PARIS, July 5 – Amid all the pre-World Cup speculation, few people predicted that Lionel Messi, Wayne Rooney, Kaka and Cristiano Ronaldo would all be watching the semi-finals from the comfort of their homes or holiday retreats.
With three Ballons d’Or between them (only Rooney has not won one) and a combined total of 121 goals scored for their respective clubs last season, they were the players tipped to illuminate the first ever African World Cup.
Messi, the diminutive, fleet-footed dribbler supreme, was perhaps the biggest disappointment.
A serial trophy winner in recent seasons with Barcelona, the Argentine fell victim to Diego Maradona’s desire to cram as many attacking players into his team as possible, leaving Messi isolated as the only creative player in central areas.
In the 4-0 quarter-final thrashing by Germany, Messi had a defensive midfielder (Javier Mascherano) behind him, two wingers (Maxi Rodriguez and Angel di Maria) either side and two fowards (Carlos Tevez and Gonzalo Higuain) ahead of him.
With no other skilled passers in the team, Messi was forced to drop deeper and deeper in search of the ball.
He frequently assumed possession well inside his own half and when he turned, he was confronted by a wall of German players.
"We expected the Argentine line-up and knew Messi would fall back into midfield," explained Germany coach Joachim Loew.
Messi graced the tournament with his daring dribbling and incisive passing, but despite 30 shots at goal he failed to score.
Rooney was likewise expected to launch a strong challenge for the Golden Boot, having scored a career-best tally of 34 goals for Manchester United last season.
Like Messi, though, he was hamstrung by a restrictive formation.
Forced to labour alongside a strike partner in a rigid 4-4-2, he had no scope to drop deep and exploit the space in front of the opposition defence.
His performances in the 0-0 group-stage draw with Algeria and the 4-1 defeat by Germany were uncharacteristically wretched, as he struggled to execute even the simplest of tasks and was frequently betrayed by his touch.
United coach Sir Alex Ferguson dismissed suggestions he was still being bothered by an ankle injury that flared up towards the end of last season.
"There is nothing wrong with the lad or his fitness," Ferguson said.
"He’s relaxing on holiday in Barbados and I expect him to come back refreshed for the new season."
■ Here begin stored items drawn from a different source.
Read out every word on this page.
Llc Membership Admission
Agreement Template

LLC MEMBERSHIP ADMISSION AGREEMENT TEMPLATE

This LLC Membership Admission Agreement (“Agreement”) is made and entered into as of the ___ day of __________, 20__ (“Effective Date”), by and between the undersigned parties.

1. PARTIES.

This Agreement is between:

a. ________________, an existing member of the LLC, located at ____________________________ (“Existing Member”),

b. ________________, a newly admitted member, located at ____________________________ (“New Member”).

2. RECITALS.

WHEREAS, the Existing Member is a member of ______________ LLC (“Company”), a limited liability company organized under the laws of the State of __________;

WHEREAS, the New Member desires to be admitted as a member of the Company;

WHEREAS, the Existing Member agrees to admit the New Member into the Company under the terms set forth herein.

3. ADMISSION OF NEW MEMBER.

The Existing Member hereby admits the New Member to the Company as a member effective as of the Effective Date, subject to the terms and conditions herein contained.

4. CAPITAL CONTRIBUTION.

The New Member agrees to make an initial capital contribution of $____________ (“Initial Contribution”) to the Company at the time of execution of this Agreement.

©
One player undoubtedly bedevilled by injury was Kaka, whose World Cup featured three assists, an unjust red card in the 3-1 group phase win over the Ivory Coast but — like Messi and Rooney — no goals.
The Real Madrid star arrived at the tournament after a season regularly punctuated by knocks and niggles, and Brazil fitness coach Jose Luiz Runco conceded that he was not in top condition.
"Maybe in other situations Kaka would not have even played the World Cup, but he really wanted to be there," said Runco as Brazil returned home.
Kaka’s club-mate Ronaldo, by contrast, enjoyed a stellar debut campaign at the Santiago Bernabeu, netting 33 goals despite the pressure of having to justify his world record 94-million-euro price-tag.
But he drifted through the World Cup, scoring just once — in Portugal’s 7-0 demolition of North Korea — and going absent without leave in their last-16 exit at the hands of Spain.
Indecision from coach Carlos Queiroz meant Ronaldo started almost every game in a different position: he played from the left against North Korea, through the middle against Brazil and on the right against Spain.
He also suffered from a lack of support, with Portugal’s game-plan appearing to rely on his capacity to create something from nothing.
"How can I explain it?" he said to a TV crew as he left the pitch following the 1-0 loss to Spain. "Ask Queiroz."